The idea of touching myself seemed laughable. Like asking myself out on a date. I didn't really know if I wanted to date myself. I can be pretty annoying.
So this article described how to set the scene for "pleasuring yourself,” and the release of tension sends you right off to sleep. Added bonus: the only way you can really find out what your body likes is by exploring yourself. I decided that if there was any hope of me becoming a tigress, I should give it a go.
Like the article suggested, I turned the lights down low. Not a bad idea, since my apartment wasn't exactly a "romantic" setting. I lived in a fifth floor walk-up on Ninth Avenue a few blocks from the Theater District in Hell's Kitchen. Sarah, an old high school friend who had lived on the floor below helped me get it (helped me bribe the super). She'd since moved out of New York.
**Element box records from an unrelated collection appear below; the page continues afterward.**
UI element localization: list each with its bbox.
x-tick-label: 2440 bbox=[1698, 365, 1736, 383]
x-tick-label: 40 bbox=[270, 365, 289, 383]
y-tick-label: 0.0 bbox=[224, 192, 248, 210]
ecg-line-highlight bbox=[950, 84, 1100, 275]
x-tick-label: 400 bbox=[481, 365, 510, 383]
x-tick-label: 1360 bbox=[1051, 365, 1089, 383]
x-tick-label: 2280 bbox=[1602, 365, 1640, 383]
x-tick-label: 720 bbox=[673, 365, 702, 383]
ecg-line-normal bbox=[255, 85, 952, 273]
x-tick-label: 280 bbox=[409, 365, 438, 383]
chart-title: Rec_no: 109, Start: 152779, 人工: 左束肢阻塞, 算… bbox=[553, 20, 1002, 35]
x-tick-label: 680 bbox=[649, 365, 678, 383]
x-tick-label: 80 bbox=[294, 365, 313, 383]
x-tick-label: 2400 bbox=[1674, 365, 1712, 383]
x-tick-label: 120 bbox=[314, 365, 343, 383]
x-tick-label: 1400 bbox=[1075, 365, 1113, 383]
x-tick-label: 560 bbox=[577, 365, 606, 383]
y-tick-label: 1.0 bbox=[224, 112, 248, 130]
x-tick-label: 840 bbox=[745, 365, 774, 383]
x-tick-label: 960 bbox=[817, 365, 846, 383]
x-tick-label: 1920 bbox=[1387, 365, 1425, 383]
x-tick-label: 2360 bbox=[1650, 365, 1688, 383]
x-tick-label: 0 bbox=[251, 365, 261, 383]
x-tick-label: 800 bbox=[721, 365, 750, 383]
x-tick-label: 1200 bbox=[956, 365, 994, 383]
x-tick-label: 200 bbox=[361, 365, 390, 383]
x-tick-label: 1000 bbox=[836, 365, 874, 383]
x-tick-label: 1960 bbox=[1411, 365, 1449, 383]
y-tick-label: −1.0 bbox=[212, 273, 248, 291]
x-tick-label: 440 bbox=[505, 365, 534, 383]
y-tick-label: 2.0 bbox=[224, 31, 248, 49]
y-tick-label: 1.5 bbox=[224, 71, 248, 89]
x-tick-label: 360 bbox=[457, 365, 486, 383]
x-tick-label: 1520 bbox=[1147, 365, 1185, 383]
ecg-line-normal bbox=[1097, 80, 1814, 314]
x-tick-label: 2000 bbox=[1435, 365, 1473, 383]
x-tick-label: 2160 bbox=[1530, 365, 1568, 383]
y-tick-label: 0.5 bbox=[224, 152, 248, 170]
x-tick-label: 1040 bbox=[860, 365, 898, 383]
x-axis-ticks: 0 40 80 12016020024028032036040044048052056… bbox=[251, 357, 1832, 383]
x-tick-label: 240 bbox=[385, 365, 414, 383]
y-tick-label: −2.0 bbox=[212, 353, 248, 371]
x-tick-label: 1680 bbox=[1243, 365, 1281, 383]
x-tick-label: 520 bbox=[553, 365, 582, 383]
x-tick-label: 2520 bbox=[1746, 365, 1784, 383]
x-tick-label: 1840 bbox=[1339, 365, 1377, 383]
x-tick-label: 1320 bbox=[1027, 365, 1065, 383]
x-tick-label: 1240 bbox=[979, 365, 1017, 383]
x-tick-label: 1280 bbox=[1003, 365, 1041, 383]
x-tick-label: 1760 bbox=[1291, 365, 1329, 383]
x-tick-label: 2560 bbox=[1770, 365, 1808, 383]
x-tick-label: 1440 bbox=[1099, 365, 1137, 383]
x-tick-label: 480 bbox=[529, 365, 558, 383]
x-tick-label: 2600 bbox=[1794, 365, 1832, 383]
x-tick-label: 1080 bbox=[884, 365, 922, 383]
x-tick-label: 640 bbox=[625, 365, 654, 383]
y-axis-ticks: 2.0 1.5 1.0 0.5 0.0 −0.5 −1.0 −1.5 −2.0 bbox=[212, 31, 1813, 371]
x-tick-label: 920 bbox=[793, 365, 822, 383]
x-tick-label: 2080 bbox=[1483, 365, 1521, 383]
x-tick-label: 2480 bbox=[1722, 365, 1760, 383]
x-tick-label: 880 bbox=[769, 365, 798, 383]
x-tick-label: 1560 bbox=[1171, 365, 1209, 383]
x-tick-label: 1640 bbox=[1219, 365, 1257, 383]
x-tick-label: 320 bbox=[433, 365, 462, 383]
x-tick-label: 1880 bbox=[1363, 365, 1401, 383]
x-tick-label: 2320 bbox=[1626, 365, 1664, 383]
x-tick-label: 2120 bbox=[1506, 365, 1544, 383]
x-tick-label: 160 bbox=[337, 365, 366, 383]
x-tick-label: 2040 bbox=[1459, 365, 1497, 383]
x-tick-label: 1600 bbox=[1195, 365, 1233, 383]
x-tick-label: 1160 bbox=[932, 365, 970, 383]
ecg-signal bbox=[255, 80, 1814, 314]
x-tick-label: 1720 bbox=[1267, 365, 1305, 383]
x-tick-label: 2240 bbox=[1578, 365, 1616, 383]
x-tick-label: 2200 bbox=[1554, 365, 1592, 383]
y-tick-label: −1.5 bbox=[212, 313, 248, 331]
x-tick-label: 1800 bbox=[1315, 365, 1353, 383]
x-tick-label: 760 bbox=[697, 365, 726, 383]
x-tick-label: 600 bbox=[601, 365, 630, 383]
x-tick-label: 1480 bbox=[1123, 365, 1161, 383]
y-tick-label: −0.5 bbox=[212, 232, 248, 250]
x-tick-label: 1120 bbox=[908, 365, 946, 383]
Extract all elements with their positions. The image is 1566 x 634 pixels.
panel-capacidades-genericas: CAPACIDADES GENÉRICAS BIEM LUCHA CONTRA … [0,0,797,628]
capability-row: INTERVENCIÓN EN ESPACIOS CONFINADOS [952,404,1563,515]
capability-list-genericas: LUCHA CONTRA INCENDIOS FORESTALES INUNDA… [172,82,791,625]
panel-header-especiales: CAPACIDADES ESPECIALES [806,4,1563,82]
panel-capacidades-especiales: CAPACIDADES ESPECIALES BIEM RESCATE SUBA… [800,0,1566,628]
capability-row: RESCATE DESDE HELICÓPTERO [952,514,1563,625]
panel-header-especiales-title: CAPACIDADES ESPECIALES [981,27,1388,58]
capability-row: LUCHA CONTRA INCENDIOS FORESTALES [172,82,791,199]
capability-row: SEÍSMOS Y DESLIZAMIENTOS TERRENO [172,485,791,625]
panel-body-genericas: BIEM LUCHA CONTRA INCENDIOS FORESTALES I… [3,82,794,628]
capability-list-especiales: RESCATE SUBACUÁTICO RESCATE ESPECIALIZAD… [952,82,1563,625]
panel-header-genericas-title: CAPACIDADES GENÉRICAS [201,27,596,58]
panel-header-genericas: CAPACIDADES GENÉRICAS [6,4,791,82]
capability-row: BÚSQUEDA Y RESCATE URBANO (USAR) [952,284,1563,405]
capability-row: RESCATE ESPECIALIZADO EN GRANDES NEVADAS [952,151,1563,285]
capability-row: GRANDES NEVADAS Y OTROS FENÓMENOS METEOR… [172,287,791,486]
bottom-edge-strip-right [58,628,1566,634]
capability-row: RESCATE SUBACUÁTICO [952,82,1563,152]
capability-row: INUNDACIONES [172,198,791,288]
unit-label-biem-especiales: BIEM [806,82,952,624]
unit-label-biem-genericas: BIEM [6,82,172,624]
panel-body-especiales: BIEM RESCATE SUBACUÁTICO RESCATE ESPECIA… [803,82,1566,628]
I couldn't blame her for leaving. She'd been a dancer. And she was sick of dieting and auditioning and being rejected by her favorite company because she was too short. So she took some science classes at Fordham and got herself accepted into medical school in Florida. I thought she made the right move, but we'd been like Rhoda and Mary with our separate places in the same building. Who expected her to pull a spin-off? I missed her.
Anyway, even though my apartment was just one room with two windows facing smack into a brick wall, it was a great deal at $650 a month and I knew I was lucky to have it. But still, as my sister was fond of saying with her Bette Davis voice: "What a dump."
Next, the article suggested taking a bath. This wasn't really possible for me. My bathroom had an old tub that was only big enough to stand up in. The article said to light a candle or incense, but I didn't have either of those, so I took a shower and then sprayed some Glade honeysuckle air freshener around the room. Then I got under the covers. I have to say, it did feel nice being naked in bed. But after that point, I found the whole thing really awkward.